C. albicans-mediated FaDu cell damage is affected by Rim101-dependent defects. (A) Both the rim101Δ/Δ mutant and snf7Δ/Δ mutant have severe FaDu cell damage defects, and the SNF7-V5 allele rescues most of the snf7Δ/Δ defect. FaDu monolayers were Cr⁵¹ labeled overnight, then washed and incubated with 1 × 10⁵ cells/ml C. albicans for 10 hr. Strains were tested in triplicate during each assay and compared with media-alone wells to measure specific Cr⁵¹ release. The assay was repeated at least three times; the figure denotes one representative assay. (B) Only mutant snf7 alleles with Rim101-dependent defects have damage defects.
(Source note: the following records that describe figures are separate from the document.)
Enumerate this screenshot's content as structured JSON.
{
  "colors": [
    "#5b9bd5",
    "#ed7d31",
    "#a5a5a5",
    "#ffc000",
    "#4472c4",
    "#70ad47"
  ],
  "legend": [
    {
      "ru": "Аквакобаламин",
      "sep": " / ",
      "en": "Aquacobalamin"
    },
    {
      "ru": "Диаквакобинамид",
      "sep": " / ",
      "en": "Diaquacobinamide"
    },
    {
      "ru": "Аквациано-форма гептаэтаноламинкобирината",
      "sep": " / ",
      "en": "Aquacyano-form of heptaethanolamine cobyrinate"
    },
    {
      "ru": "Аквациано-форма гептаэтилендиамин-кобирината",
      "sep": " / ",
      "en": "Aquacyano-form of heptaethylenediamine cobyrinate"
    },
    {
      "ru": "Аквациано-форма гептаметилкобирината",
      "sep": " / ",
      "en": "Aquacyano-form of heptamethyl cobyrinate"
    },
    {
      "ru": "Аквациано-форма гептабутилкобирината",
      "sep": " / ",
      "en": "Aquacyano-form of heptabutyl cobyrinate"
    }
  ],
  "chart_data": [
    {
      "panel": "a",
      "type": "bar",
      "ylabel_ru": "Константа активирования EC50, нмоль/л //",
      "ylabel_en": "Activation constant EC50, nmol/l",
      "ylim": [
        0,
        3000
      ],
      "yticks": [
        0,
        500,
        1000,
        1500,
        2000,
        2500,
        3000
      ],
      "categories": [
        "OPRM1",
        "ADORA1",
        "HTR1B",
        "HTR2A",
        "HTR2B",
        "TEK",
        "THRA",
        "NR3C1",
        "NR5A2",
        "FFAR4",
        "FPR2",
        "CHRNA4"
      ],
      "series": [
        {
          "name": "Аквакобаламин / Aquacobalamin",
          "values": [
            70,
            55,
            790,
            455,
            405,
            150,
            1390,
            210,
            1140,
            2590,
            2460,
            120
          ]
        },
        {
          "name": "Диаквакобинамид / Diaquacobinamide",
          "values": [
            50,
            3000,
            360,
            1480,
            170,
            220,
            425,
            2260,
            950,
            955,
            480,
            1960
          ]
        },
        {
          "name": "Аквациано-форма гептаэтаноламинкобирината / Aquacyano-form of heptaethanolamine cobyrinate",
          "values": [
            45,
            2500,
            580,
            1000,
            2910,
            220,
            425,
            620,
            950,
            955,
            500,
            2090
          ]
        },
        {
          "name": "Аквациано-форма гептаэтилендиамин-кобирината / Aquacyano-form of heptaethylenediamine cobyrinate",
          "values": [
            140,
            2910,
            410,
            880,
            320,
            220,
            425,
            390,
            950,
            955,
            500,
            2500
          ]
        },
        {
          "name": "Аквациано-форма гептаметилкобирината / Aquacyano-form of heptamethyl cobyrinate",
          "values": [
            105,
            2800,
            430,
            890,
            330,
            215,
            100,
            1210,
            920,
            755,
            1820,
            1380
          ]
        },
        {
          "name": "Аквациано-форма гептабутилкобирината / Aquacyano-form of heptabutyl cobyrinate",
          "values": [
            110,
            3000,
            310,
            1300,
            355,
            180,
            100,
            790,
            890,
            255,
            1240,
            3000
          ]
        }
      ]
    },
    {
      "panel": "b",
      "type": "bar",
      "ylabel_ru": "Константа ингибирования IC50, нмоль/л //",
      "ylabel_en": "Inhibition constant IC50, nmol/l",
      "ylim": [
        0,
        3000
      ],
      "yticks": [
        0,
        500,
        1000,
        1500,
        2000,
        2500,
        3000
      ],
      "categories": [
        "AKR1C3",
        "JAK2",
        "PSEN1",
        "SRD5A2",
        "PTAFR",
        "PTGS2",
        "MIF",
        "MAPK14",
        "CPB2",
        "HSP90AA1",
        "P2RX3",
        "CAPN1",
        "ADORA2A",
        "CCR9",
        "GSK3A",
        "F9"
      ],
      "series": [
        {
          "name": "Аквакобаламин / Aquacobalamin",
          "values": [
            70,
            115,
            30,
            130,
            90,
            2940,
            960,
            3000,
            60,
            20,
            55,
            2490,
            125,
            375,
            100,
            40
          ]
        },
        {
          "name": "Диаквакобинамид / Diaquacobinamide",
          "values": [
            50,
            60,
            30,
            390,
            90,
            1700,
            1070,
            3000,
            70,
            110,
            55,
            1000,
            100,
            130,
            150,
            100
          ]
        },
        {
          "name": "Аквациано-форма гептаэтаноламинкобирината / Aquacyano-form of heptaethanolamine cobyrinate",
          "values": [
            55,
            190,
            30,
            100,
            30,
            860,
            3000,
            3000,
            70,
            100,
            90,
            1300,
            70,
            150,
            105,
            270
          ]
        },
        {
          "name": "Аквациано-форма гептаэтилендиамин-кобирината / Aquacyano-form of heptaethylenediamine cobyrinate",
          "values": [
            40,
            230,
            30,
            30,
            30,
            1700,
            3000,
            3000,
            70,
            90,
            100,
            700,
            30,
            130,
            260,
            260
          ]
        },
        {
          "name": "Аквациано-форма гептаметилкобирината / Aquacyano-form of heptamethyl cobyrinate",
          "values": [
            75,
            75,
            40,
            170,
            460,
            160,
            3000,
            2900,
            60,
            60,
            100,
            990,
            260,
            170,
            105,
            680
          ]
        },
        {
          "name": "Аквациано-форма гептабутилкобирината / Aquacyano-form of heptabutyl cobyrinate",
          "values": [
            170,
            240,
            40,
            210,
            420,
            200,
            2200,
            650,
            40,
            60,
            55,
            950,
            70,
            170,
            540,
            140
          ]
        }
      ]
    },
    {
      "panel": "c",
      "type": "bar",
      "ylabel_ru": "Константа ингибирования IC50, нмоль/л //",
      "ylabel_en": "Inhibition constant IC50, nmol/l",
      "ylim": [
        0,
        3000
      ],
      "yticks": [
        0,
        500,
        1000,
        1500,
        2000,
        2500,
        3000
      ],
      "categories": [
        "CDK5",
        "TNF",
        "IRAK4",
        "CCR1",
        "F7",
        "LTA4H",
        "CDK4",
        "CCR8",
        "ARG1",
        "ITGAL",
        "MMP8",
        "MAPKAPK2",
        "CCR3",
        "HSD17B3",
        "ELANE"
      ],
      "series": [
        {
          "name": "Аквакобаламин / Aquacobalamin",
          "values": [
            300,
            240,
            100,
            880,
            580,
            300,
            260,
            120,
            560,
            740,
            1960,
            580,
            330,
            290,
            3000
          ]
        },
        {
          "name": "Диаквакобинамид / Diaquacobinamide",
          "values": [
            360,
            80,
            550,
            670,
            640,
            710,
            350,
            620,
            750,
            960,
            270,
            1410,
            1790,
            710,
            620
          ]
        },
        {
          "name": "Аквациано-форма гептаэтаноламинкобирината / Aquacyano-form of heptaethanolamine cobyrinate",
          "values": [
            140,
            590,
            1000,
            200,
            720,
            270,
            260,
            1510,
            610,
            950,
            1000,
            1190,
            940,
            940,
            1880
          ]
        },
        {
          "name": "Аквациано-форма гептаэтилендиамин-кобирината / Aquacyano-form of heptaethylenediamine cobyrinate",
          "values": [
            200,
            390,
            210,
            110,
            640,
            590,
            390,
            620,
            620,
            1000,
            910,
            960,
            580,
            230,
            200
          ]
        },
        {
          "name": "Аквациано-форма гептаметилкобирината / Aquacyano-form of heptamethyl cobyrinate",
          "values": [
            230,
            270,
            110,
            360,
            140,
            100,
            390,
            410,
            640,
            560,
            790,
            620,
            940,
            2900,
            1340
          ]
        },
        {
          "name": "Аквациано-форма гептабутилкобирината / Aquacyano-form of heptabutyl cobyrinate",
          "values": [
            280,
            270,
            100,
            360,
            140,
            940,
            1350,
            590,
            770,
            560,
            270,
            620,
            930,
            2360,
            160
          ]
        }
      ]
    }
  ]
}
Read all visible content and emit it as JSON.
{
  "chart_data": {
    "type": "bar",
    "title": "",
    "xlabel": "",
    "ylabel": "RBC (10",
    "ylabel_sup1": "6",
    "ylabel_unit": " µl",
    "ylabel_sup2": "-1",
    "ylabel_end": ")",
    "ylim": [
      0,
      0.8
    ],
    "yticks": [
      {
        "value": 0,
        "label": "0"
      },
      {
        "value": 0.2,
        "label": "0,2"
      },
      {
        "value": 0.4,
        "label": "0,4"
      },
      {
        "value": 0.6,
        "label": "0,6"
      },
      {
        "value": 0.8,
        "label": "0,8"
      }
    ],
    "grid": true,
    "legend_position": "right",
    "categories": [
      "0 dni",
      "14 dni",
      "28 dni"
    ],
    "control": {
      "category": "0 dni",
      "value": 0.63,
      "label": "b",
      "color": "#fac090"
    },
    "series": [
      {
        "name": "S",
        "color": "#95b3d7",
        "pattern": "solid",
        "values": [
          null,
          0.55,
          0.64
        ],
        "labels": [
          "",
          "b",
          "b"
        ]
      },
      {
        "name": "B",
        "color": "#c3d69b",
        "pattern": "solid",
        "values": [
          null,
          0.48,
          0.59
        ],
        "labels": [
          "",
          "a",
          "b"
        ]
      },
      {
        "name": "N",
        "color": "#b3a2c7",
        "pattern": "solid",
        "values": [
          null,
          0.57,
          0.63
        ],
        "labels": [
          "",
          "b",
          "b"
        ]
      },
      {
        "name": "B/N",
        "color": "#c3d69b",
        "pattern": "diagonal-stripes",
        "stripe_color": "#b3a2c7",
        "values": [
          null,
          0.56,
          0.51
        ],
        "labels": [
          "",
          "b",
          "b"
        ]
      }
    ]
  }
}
Assays were run as described in A, and mutant snf7 allele damage was compared to SNF7-V5 damage. Each strain was tested in triplicate during each assay, and assays were repeated twice for each mutant snf7 allele.

Figure 10.—

Model of Snf7 interactions. (A) Snf7 interacts with ESCRT member Bro1, or Rim101 members Rim13 and Rim20, through distinct interaction domains. Putative Snf7 helical structure is shown with several snf7 alleles marked for reference. Also noted are the domains predicted from our studies to be involved in ESCRT-specific (E), Rim101-specific (R), or both (B) processes. Solid lines represent interactions conserved in other species. Dashed lines represent interactions predicted from our data. (B) Alignment of Snf7 C-terminal sequence with snf7 allele numbers noted below. Mutation of red residues abolished hSnf7-1–Bro1 domain interactions (McCullough et al. 2008). C. albicans snf7 mutation of these residues has differential effect on bro1-domain protein interaction.